Those who know me know (and anyone who doesn't can learn from the profile here) that I'm a baseball fan. Rather maniacally so, one might say. This produces behaviors in me that are not easily explainable otherwise.
Friday night, even with loads of stuff to do or pack or grade or read or what have you, an immutable inner compulsion drove me into the car, onto K-10 and then I-435, and eventually to Kaufmann Stadium, home of the Kansas City Royals, to witness the major league debut of a twenty-one-year-old kid I'll never know, by the name of Eric Hosmer.
I should point out that I'm not exactly a Royals fan, not really. They are the closest team at the moment, and thus the "home" team (as described in the penultimate couplet of the chorus to "Take Me Out to the Ballgame," which exhorts fans to "root, root, root for the home team"), but I've only lived around here four years, which hasn't been enough time to build ties that bind. I spent enough time in Florida to have some affinity for both the Marlins and the Rays, the latter of which I was able to follow from its inception through some of the worst seasons in baseball history, only to have them make the World Series the season after I left the state. I grew up in Georgia following the Braves. But on the major-league level, I am primarily a baseball fan before a fan of any one team.
This actually explains the pilgrimage to Kaufmann Friday night. For the non-baseball fans among you, Eric Hosmer is by virtually all accounts a good young player. At least one expert on the subject projects Hosmer as the fifth best prospect in all of baseball, which is pretty impressive when one considers how many players toil in the minors waiting for their chance. The experts say he can hit, hit with power, and field extremely well to boot. And as silly as it sounds, the chance to catch his first big-league game, to be able to say that someday when he's making All-Star teams or winning batting titles or home-run titles, was too much to pass up. "I saw him when..." is a powerful sentiment.
Considering the sad state of the Royals, the event became magnified in significance. After drawing crowds less than 20,000 most nights since Opening Night, the team picked up a crowed over 30,000. The team shop was making "Hosmer 35" replica jerseys by hand, and falling well behind demand (no, I didn't go that far).
For the record, the Royals lost, and Hosmer did not get a hit. He walked twice and struck out twice (the second time on a dubious called third strike). In the very first inning he picked a hard-hit ground ball cleanly and started a double play, first to second and back to first--not an easy play even for an experienced first baseman. The 0-for-2 might not look like much, but having the discipline to wait out walks in his first two big-league plate appearances is actually pretty darned impressive.

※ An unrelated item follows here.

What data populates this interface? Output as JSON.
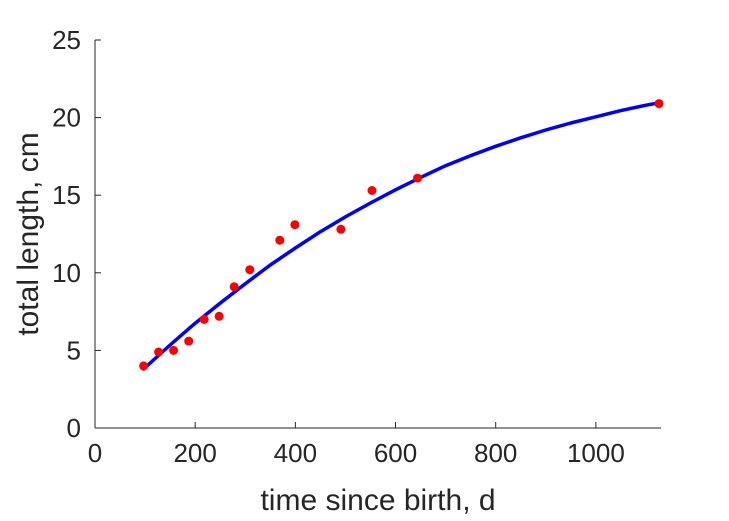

So in the end, a satisfying trip. Had I waited one more night I'd have seen the kid's first big-league hit, and the Sunday game would have rendered up a run-scoring double--first major-league run batted in. But still, to someone who watches way too much baseball, it was a promising start. One game is ultimately meaningless, of course (statisticians would lecture about "small sample size" here), except that it's not. He arrived, he held his own, and now he can be about the business of having a big-league career, something that you and I and the vast majority of us will never do.
A Royals fan dares hope for what Hosmer might eventually do for the franchise. A more generalist baseball fan like me simply gladdens to see another bright talent coming to The Show. Maybe a non-fan can take pleasure in a talent being nurtured and developed and exercised at its highest level. We can appreciate this, yes?
He's just one prospect, of course. Right now the Royals are regarded as having the best minor-league talent in all the league, but even that is not a guarantee that the Royals will be printing playoff tickets anytime soon. One might hurt his arm, one might get hit by a bus, one might simply fail to live up to expectations. Any of those could still happen to Eric Hosmer (watch out for those buses, kid). Still, for one night, fans of a sad-sack team had permission to dream about seasons with ninety wins instead of ninety losses, hitters who don't swing at bad pitches, teams with youth and energy and promise and that most elusive of all qualities, hope.
Hope. It can be a terrible tease sometimes. We allow our hopes to be raised, only to have them dashed or shattered. It happens in our professional lives, our love lives, our political ideals, even our faith. Often it's our own faults; we get caught striving for the wrong goal, the wrong person, misplacing our faith. Sometimes our hopes don't turn out through no fault of our own.
The church, of course, has its own ideas about hope. Hymnody exults in it: "my hope is built on nothing less than Jesus's blood and righteousness..." or "hope of the world, Thou Christ of great compassion," "O God, our help in ages past, our hope for years to come...". It's a vital thing in that context, but it's not only among the faithful that hope is a needful thing. It's a fierce human need. We are highly prone to latch onto any occasion, any excuse for hope. It may be more meaningful in most places than in regard to a baseball team, but the power of hope, and the power of the need for hope, are lessons I am well-advised to write fast upon my own heart as I go forward into this fool's errand.
And yes, for the next few years in Richmond, and then wherever the good Lord chooses to deposit me thereafter, I'll be checking out Eric Hosmer's stats now and then.